Magnetics  (Page 5/6)

Ferromagnetism

The hysteresis curves for a ferromagnetic material are more complex than those for diamagnets or paramagnets. Below diagram shows the main features of such a curve for a simple ferromagnet.

In the virgin material (point 0) there is no magnetization. The process of magnetization, leading from point 0 to saturation at M = M _s , is outlined below. Although the material is ordered ferromagnetically it consists of a number of ordered domains arranged randomly giving no net magnetization. This is shown in below (a) with two domains whose individual saturation moments, M _s , lie antiparallel to each other.

As the magnetic field, H , is applied, (b), those domains which are more energetically favorable increase in size at the expense of those whose moment lies more antiparallel to H . There is now a net magnetization; M . Eventually a field is reached where all of the material is a single domain with a moment aligned parallel, or close to parallel, with H . The magnetization is now M = M _s CosΘ where Θ is the angle between M _s along the easy magnetic axis and H . Finally M _s is rotated parallel to H and the ferromagnet is saturated with a magnetization M = M _s .

The process of domain wall motion affects the shape of the virgin curve. There are two qualitatively different modes of behavior known as nucleation and pinning, shown in [link] as curves 1 and 2, respectively.

In a nucleation-type magnet saturation is reached quickly at a field much lower than the coercive field. This shows that the domain walls are easily moved and are not pinned significantly. Once the domain structure has been removed the formation of reversed domains becomes difficult, giving high coercivity. In a pinning-type magnet fields close to the coercive field are necessary to reach saturation magnetization. Here the domain walls are substantially pinned and this mechanism also gives high coercivity.

Remnance

As the applied field is reduced to 0 after the sample has reached saturation the sample can still possess a remnant magnetization, M _r . The magnitude of this remnant magnetization is a product of the saturation magnetization, the number and orientation of easy axes and the type of anisotropy symmetry. If the axis of anisotropy or magnetic easy axis is perfectly aligned with the field then M _r = M _s , and if perpendicular M _r = 0 .
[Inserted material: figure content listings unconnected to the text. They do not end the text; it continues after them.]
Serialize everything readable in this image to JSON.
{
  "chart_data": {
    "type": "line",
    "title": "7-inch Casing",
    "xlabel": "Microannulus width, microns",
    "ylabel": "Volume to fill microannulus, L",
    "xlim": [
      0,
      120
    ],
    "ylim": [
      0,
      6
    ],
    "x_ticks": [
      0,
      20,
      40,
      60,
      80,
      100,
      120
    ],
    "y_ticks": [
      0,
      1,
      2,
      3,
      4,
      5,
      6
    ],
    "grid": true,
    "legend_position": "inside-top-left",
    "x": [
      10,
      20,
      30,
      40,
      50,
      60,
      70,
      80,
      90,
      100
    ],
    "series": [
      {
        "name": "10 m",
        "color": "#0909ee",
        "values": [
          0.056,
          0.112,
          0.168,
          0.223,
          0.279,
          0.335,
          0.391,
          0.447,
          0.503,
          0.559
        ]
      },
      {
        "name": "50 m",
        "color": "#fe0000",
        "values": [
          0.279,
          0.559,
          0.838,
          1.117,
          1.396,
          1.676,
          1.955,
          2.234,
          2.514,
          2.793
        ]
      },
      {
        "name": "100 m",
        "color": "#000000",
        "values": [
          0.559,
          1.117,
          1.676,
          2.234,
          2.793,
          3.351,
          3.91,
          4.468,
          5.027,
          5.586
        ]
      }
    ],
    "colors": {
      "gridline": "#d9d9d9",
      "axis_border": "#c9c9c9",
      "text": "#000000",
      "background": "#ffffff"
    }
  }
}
At saturation the angular distribution of domain magnetizations is closely aligned to H . As the field is removed they turn to the nearest easy magnetic axis. In a cubic crystal with a positive anisotropy constant, K 1 , the easy directions are<100>. At remnance the domain magnetizations will lie along one of the three<100>directions. The maximum deviation from H occurs when H is along the<111>axis, giving a cone of distribution of 55 ^o around the axis. Averaging the saturation magnetization over this angle gives a remnant magnetization of 0.832 M s .